Cross-Validation Guide¶

Cross-validation estimates how well a fitted model generalises to unseen data. For mixed models, the key challenge is data leakage: observations within the same group share a random effect, so splitting at the observation level lets the test set “peek” at training-set information. interlace.cross_val() avoids this by splitting at the group level.

Why group-level CV?¶

Suppose you split randomly and a school appears in both training and test sets. The model’s BLUP for that school is informed by its training observations, giving an optimistic error estimate on the test observations from the same school. Group-level CV holds out entire groups, giving a realistic picture of prediction error for new, unseen groups.

Leave-one-group-out (LOGO)¶

The default strategy, cv="logo", removes one group at a time, fits the model on the remaining data, and predicts on the held-out group. Repeat for every group.

from interlace import cross_val

cv = cross_val(
    "score ~ hours_studied + prior_gpa",
    data=df,
    groups="school_id",    # grouping factor used for both RE and CV folds
    cv="logo",             # default — can be omitted
    scoring="rmse",        # default
)

print(f"LOGO RMSE: {cv.mean:.3f} ± {cv.std:.3f}")
print(f"Per-fold scores: {cv.scores}")

LOGO is exact but can be slow when there are many groups, because it fits one model per unique group level.

K-fold by groups¶

cv="kfold" randomly partitions the unique group labels into k folds (default k=5). Each fold holds out all observations from roughly n_groups / k groups. This is faster than LOGO while still preventing leakage.

cv_k = cross_val(
    "score ~ hours_studied + prior_gpa",
    data=df,
    groups="school_id",
    cv="kfold",
    k=5,
    scoring="rmse",
)

print(f"5-fold CV RMSE: {cv_k.mean:.3f} ± {cv_k.std:.3f}")

The fold assignment uses a fixed seed (42) for reproducibility.

Scoring¶

Built-in metrics¶

`scoring=`	Metric
`"rmse"` (default)	Root mean squared error
`"mae"`	Mean absolute error

Custom scoring function¶

Pass any callable with the signature scorer(y_true, y_pred) -> float:

import numpy as np

def mape(y_true, y_pred):
    """Mean absolute percentage error."""
    return np.mean(np.abs((y_true - y_pred) / y_true)) * 100

cv = cross_val(
    "score ~ hours_studied",
    data=df,
    groups="school_id",
    scoring=mape,
)
print(f"MAPE: {cv.mean:.1f}%")

Passing fit arguments¶

Extra keyword arguments are forwarded to interlace.fit().
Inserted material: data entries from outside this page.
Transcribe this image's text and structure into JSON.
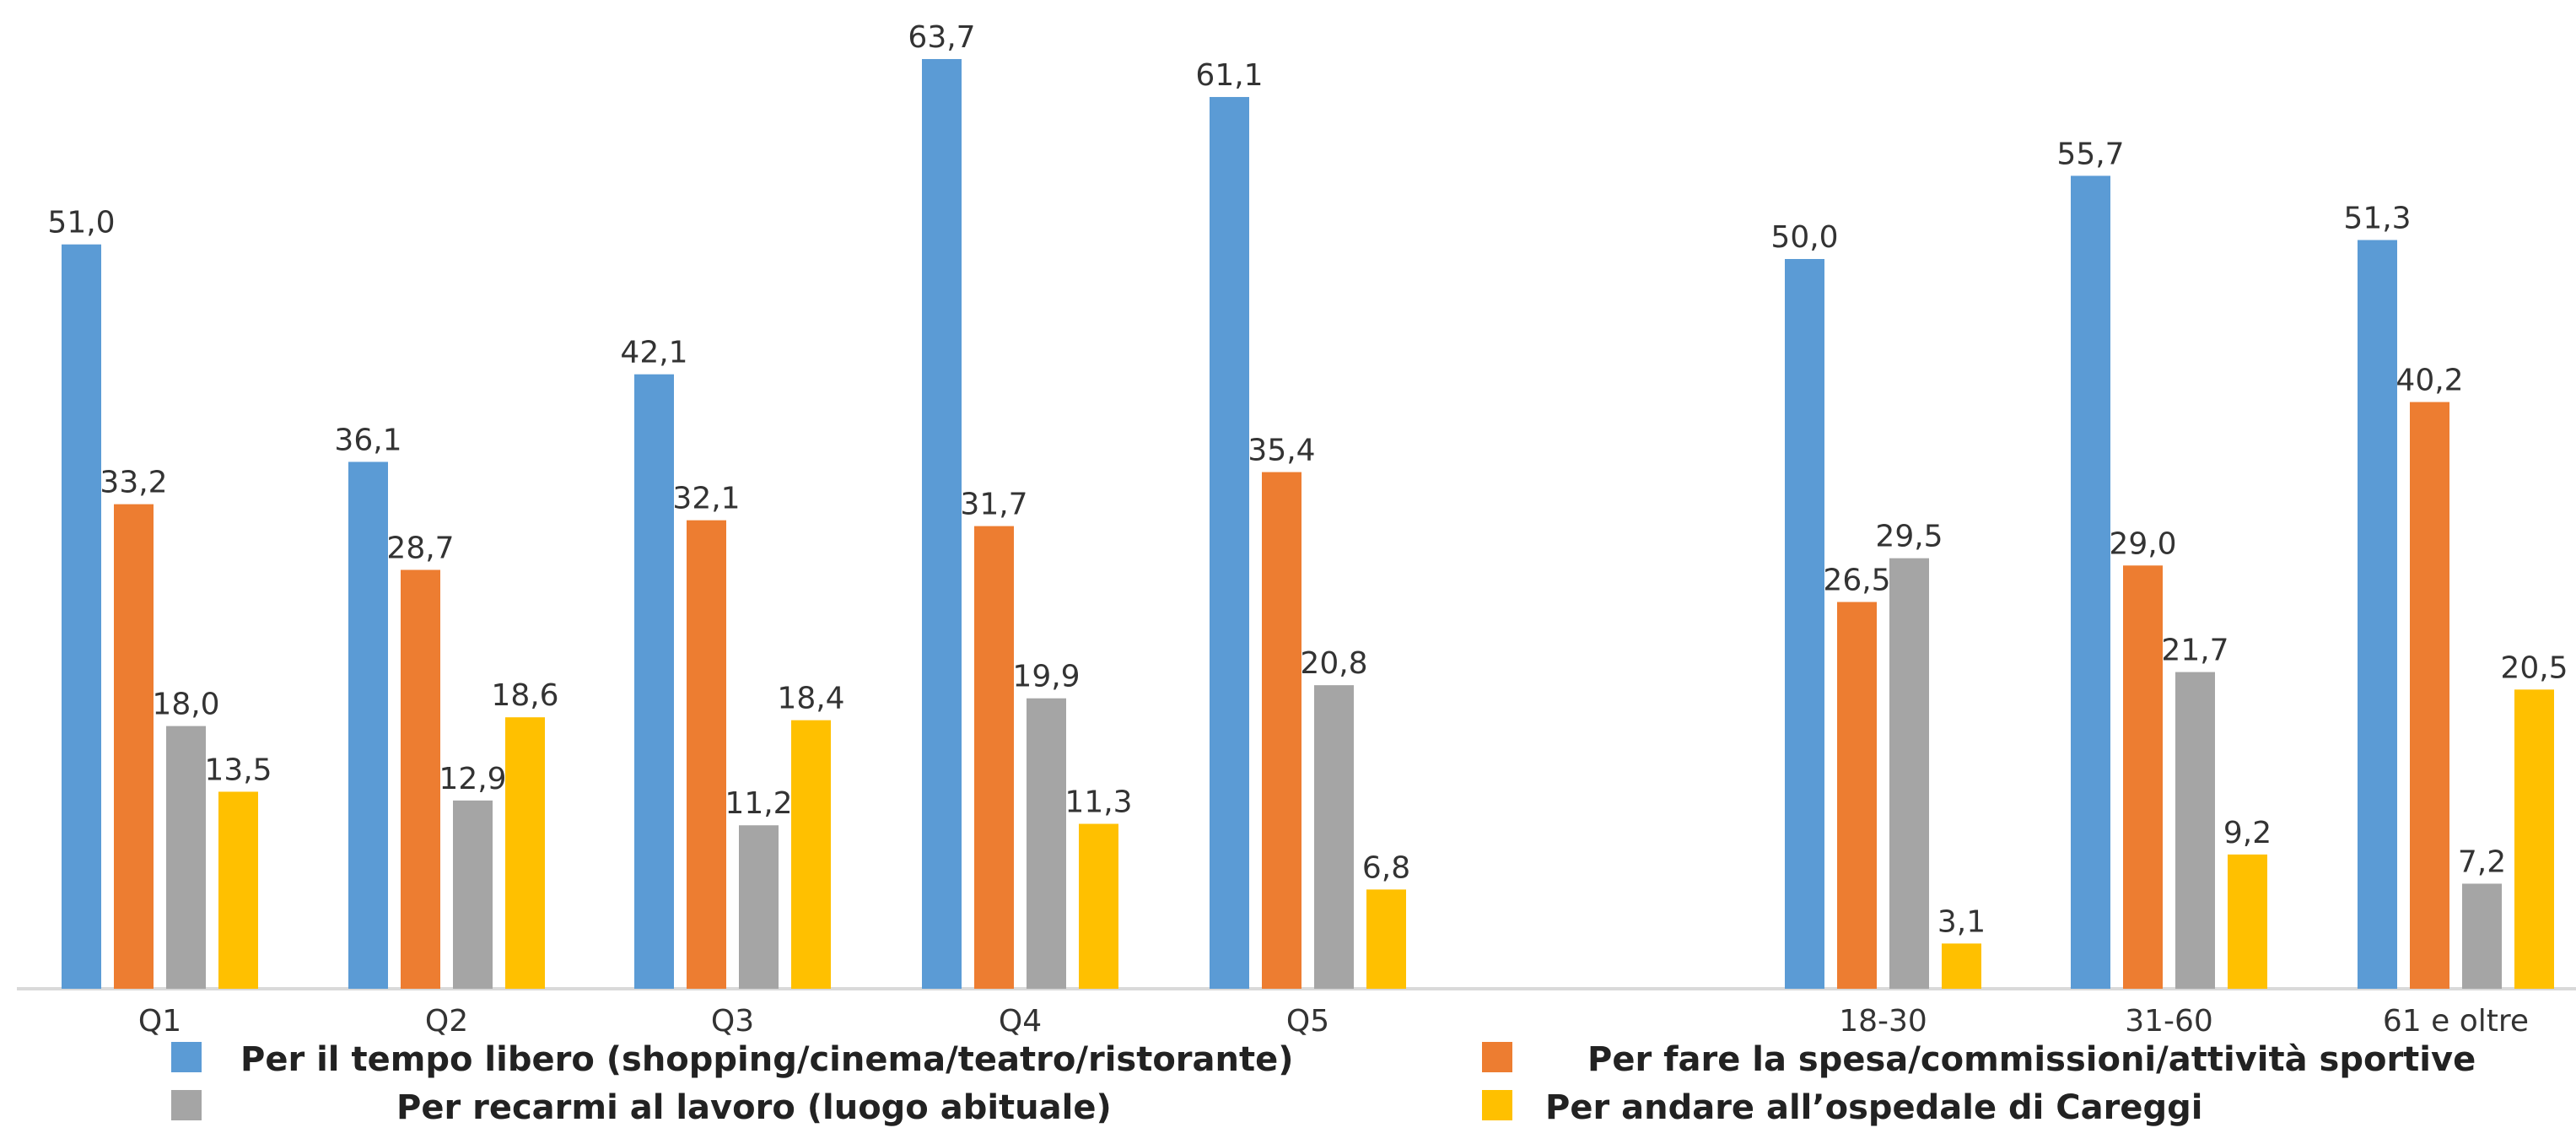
{
  "chart_data": {
    "type": "bar",
    "title": "",
    "xlabel": "",
    "ylabel": "",
    "ylim": [
      0,
      65
    ],
    "grid": false,
    "legend_position": "bottom",
    "categories": [
      "Q1",
      "Q2",
      "Q3",
      "Q4",
      "Q5",
      "18-30",
      "31-60",
      "61 e oltre"
    ],
    "series": [
      {
        "name": "Per il tempo libero (shopping/cinema/teatro/ristorante)",
        "color": "#5B9BD5",
        "values": [
          51.0,
          36.1,
          42.1,
          63.7,
          61.1,
          50.0,
          55.7,
          51.3
        ],
        "labels": [
          "51,0",
          "36,1",
          "42,1",
          "63,7",
          "61,1",
          "50,0",
          "55,7",
          "51,3"
        ]
      },
      {
        "name": "Per fare la spesa/commissioni/attività sportive",
        "color": "#ED7D31",
        "values": [
          33.2,
          28.7,
          32.1,
          31.7,
          35.4,
          26.5,
          29.0,
          40.2
        ],
        "labels": [
          "33,2",
          "28,7",
          "32,1",
          "31,7",
          "35,4",
          "26,5",
          "29,0",
          "40,2"
        ]
      },
      {
        "name": "Per recarmi al lavoro (luogo abituale)",
        "color": "#A5A5A5",
        "values": [
          18.0,
          12.9,
          11.2,
          19.9,
          20.8,
          29.5,
          21.7,
          7.2
        ],
        "labels": [
          "18,0",
          "12,9",
          "11,2",
          "19,9",
          "20,8",
          "29,5",
          "21,7",
          "7,2"
        ]
      },
      {
        "name": "Per andare all’ospedale di Careggi",
        "color": "#FFC000",
        "values": [
          13.5,
          18.6,
          18.4,
          11.3,
          6.8,
          3.1,
          9.2,
          20.5
        ],
        "labels": [
          "13,5",
          "18,6",
          "18,4",
          "11,3",
          "6,8",
          "3,1",
          "9,2",
          "20,5"
        ]
      }
    ],
    "axis_color": "#D9D9D9"
  }
}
Use this to select a different optimizer, set the random-effect structure, or switch to ML:

cv = cross_val(
    "score ~ hours_studied + prior_gpa",
    data=df,
    groups="school_id",
    cv="logo",
    random=["(1 + hours_studied | school_id)"],   # random slopes
    optimizer="bobyqa",
)

Inspecting per-fold models¶

Set return_models=True to store the fitted model and prediction details for each fold. Each element of cv.fold_results is a dict with keys:

"model" — the fitted CrossedLMEResult for that fold
"train_groups" — group labels used for training
"test_groups" — group labels held out
"y_true" — observed response in the test set
"y_pred" — model predictions on the test set

cv = cross_val(
    "score ~ hours_studied + prior_gpa",
    data=df,
    groups="school_id",
    cv="logo",
    return_models=True,
)

for fold in cv.fold_results:
    test_g  = fold["test_groups"]
    rmse    = np.sqrt(np.mean((fold["y_true"] - fold["y_pred"]) ** 2))
    print(f"Held-out group: {test_g}, RMSE: {rmse:.3f}")

`CVResult` reference¶

cross_val() returns a CVResult dataclass:

Attribute / property	Type	Description
`scores`	`np.ndarray`	Per-fold score values (length = number of folds)
`mean`	`float`	Mean of `scores`
`std`	`float`	Standard deviation of `scores` (ddof=1)
`fold_results`	`list[dict] \| None`	Only populated when `return_models=True`

Tips¶

Prefer LOGO when groups are few (< 20): each group gets exactly one held-out fold, and the variance estimate is more informative.
Prefer kfold when groups are many (≥ 50): LOGO becomes expensive; 5- or 10-fold CV is a good trade-off.
Interpret cv.std carefully: with LOGO, fold scores are correlated (each fold removes one group from a common pool), so std underestimates true uncertainty.
Use return_models=True sparingly: storing one fitted model per fold can consume substantial memory for large datasets.